Granny Twoface attacked and ate the evangelicals, before approaching Paul. She gently rested her gnarled, purple hand on the young man's forehead, infusing him with strange balloon juice which inflated his skin with massive boils and bubbles. Paul, miraculously, awoke from his death, his soul being wrenched violently back to Earth from the Nowhere, and he began screaming at the horrendous state of his body. Granny Twoface shushed him, and carefully placed an apple in his jaw, before jamming her fingers into his eye sockets (destroying his eyes) and infusing his brain with Ancient Magicks.

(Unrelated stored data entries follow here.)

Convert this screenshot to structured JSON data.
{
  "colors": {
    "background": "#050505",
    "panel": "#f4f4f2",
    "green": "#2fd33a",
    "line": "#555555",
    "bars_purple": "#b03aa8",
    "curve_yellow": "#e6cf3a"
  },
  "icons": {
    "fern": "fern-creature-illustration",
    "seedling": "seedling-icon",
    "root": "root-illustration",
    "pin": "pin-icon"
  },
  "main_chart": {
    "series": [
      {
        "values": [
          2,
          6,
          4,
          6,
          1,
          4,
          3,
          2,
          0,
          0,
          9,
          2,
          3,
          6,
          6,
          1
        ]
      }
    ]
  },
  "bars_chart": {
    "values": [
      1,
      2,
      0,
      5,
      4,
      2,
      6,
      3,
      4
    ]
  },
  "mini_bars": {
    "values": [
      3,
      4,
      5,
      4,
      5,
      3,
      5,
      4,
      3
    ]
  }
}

Paul suddenly stopped screaming, and thrust his fist up at Granny Twoface's left head with inhumane speeds. This head was obliterated, infuriating Granny Twoface (who was now Granny Oneface). Although his eyes had been destroyed, Paul began seeing everything with a newfound clarity, and was privy to the Fifth-Dimensionals milling about the church. This infuriated Paul, and he ran, screaming, towards, them, and began attacking the Fifth-Dimensionals with an insane speed and power that was impossible to achieve for mere mortals.
Great Tribulation
Now, Granny Twoface began laughing wickedly, for her mission was a success. Ig Serroid arrived and retrieved her from the room, leaving Paul alone amongst the dead bodies of fifty-thousand fifth-dimensionals.